Oct 23, 2014
NATO Fighters scrambled as Russian spy plane violates Estonian air space
The NATO’s radars detected an unidentified plane flying near NATO airspace in the Baltic Sea at about 9 a.m. CET on Tuesday. Danish F-16 fighter jets were scrambled, as were Portuguese F-16s that were part of NATO’s air policing mission over the Baltics. They were assisted by fighters from Sweden.
The Russian plane, an IL-20 intelligence collection aircraft, took off from Kaliningrad and flew over the Baltic Sea toward Denmark, NATO said, and it was met by aircraft from the three nations. As the IL-20 turned and headed south, it began approaching the airspace of Estonia, a NATO member.
The Russian aircraft entered Estonian airspace near the island of Saaremaa for less than one minute, an incursion of about 600 meters, NATO said. Portuguese F-16s made visual contact with the IL-20 and escorted it away from NATO airspace.

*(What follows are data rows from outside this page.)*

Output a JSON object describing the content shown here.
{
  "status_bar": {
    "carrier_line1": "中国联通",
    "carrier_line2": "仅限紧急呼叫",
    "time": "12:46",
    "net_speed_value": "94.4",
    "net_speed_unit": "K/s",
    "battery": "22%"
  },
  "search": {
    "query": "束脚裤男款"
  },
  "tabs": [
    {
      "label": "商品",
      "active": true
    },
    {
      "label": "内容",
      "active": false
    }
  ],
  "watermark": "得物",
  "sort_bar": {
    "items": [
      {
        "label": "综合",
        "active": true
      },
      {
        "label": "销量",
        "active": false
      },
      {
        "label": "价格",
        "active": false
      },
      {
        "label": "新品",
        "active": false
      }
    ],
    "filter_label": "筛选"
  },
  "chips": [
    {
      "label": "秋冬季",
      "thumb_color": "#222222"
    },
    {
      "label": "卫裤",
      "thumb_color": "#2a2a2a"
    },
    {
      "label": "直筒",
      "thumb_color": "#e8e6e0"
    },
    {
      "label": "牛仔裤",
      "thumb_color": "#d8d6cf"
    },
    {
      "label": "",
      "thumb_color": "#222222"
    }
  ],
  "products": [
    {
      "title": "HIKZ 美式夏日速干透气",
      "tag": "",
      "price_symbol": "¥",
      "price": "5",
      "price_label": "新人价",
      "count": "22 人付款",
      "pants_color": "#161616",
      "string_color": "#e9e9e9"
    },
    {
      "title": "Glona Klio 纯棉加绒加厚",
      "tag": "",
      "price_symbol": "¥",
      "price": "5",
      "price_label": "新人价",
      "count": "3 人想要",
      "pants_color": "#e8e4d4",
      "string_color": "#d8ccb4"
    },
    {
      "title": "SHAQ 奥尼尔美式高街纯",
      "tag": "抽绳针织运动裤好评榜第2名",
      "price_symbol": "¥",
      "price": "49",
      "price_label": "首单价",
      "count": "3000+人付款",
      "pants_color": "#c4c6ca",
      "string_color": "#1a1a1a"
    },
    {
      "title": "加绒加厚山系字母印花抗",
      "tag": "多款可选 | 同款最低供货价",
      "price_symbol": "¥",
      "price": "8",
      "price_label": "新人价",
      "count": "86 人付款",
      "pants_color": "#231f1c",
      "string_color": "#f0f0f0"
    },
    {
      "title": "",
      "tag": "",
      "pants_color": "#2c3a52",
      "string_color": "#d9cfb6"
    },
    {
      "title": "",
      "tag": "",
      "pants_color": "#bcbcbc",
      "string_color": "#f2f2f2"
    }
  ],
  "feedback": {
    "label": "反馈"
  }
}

Russian officials denied the assertion. The Russian Defense Ministry told local news agencies that the plane had not violated Estonian airspace and was on a routine training mission from Kaliningrad in international airspace.
It’s standard procedure for NATO planes to scramble and intercept any unknown aircraft that approach NATO airspace. The Alliance said in a statement Wednesday that such flights are potentially dangerous, because Russian military planes often don't file flight plans or use their onboard transponders, leaving civilian air traffic control operators unable detect them or ensure they don't interfere with civilian air traffic.